L’Istituto di Montevideo ha messo a punto una programmazione on line che attraverso il suo sito (https://iicmontevideo.esteri.it/iic_montevideo/it/) ha permesso, in un momento di fermo generale di tutte le attività culturali, di proporre con successo, cicli di film, conferenze, concerti e appuntamenti vari. «Abbiamo, inoltre, reimpostato i corsi d’italiano su internet, dando continuità a un progetto didattico che vede l’Istituto come l’ente che, da anni, risulta essere in Uruguay il primo per numero di studenti d’italiano. Chi frequenta i nostri eventi è anche di origine italiana. Ritengo che l’elemento che lega la cultura italiana all’Uruguay, oggi sia dato dalla connessione tra le espressioni più vive e globali della nostra cultura e del nostro modo di vivere, con i fruitori più attenti e disponibili verso quanto di nuovo e stimolante viene proposto dal nostro Paese».

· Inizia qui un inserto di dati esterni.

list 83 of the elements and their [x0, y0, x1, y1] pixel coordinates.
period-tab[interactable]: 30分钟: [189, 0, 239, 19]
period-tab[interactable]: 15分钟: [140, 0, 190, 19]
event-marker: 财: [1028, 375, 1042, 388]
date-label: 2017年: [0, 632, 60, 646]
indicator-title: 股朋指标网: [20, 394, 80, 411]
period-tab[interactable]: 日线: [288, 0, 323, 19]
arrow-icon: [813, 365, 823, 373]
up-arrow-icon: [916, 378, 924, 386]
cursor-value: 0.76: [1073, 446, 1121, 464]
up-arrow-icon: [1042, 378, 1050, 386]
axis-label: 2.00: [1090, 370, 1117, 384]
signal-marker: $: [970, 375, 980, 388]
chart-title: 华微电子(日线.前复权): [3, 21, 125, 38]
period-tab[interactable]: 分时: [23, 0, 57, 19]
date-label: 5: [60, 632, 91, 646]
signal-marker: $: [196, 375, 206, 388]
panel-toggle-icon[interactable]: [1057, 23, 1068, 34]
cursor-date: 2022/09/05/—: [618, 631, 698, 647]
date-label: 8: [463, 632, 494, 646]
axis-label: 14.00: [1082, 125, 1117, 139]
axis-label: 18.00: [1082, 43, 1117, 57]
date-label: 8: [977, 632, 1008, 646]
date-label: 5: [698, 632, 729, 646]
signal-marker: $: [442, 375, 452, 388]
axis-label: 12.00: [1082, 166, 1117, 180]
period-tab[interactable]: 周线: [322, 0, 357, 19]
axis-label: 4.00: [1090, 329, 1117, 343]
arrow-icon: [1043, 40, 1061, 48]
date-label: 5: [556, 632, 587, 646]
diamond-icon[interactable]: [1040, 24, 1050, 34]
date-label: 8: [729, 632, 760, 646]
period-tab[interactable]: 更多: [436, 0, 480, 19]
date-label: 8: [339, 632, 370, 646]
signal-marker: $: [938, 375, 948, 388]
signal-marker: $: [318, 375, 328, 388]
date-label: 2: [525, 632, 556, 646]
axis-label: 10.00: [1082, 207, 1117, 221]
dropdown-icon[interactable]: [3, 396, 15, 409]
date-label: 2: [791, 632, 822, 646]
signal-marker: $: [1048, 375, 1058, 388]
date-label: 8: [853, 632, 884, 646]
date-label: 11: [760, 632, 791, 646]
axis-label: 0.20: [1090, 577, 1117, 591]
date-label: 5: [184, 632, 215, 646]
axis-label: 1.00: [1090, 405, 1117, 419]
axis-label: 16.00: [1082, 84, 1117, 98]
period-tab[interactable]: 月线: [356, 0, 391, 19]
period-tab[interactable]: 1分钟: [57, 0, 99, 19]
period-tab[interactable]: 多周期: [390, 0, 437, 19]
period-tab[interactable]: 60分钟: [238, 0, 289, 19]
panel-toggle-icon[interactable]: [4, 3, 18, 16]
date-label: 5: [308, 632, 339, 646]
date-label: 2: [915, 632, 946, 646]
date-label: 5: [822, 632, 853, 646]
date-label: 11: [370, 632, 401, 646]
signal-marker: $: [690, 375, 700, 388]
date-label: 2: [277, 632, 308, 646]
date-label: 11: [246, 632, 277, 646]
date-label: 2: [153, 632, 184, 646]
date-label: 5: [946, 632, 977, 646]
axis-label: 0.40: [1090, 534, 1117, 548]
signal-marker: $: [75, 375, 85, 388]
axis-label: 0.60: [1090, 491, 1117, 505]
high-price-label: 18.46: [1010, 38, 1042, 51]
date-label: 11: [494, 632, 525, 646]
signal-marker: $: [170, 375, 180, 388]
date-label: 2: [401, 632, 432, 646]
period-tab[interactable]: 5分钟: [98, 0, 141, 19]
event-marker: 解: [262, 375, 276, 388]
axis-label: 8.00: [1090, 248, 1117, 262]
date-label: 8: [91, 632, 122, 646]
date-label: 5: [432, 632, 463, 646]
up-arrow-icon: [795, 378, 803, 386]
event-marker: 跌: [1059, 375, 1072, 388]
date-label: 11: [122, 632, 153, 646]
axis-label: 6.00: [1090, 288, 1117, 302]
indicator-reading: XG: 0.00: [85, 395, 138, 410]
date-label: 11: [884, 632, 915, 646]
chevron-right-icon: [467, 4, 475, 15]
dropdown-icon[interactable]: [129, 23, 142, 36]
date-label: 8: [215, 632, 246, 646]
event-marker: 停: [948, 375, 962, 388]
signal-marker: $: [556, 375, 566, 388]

Prima dell’epidemia, l’Istituto contava oltre 500 studenti di lingua italiana, ma in seguito alle misure di chiusura e confinamento (che hanno costretto il 60 per cento delle imprese locali a licenziare o a mettere in cassa integrazione molti lavoratori), sono stati persi oltre 150 studenti. Se, come si spera, si va verso un ritorno alla normalità, «intendiamo recuperare parte della nostra programmazione “in presenza” durante gli ultimi mesi del 2020».
Per gli eventi in corso si è dovuti ricorrere, analogamente ad altre istituzioni, a internet, come nel caso di una grande mostra di disegni di Federico Fellini, in occasione del centenario della nascita del regista. «A questa abbiamo affiancato le proiezioni di alcuni suoi film. Forti delle relazioni costruite negli ultimi anni, abbiamo presentato le conferenze di Edoardo Albinati, Alfonso Berardinelli e Sergio Givone, oltre a presentazioni di libri, di piattaforme didattiche, ecc. Una particolare attenzione è stata riservata alla musica, in collaborazione con l’Orchestra Filarmonica di Montevideo, agli anniversari di Giorgio Caproni, di Gianni Rodari, e all’arte, dando la possibilità di effettuare visite virtuali a esposizioni e musei italiani, e riservando uno spazio al centenario della morte di Amedeo Modigliani.
Abbiamo predisposto due importanti interventi di due designer italiani, Claudio Larcher e Andrea Savio, su Vico Magistretti in occasione della Giornata mondiale del design italiano. Infine, in occasione della Giornata della ricerca italiana nel mondo, abbiamo allestito uno spazio virtuale all’interno del quale abbiamo inserito i contributi dei professori Giacomo Rizzolatti, Franco Simini e Francesco Rossi, ricercatori nelle scienze neuronali e nella bioingegneria».
Ma tutto questo non basta, secondo Poma. «L’Italia è una grande civiltà. E questa consapevolezza manca ai decisori politici che quando parlano di cultura e di diffusione della cultura italiana all’estero non sanno bene, temo, di cosa parlano. Come italiani, abbiamo argomenti assai solidi da proporre nell’arte, nella scienza, nella tecnologia, nella musica, nelle lettere, nel cinema. E questo dovrebbe indurci a pensare in grande, considerando che la nostra cultura, per via della sua intrinseca eccellenza, può o potrebbe, tra l’altro, fungere da apripista alle nostre imprese – conclude Poma –. Ma temo che anche i privati non abbiano grande contezza di questo».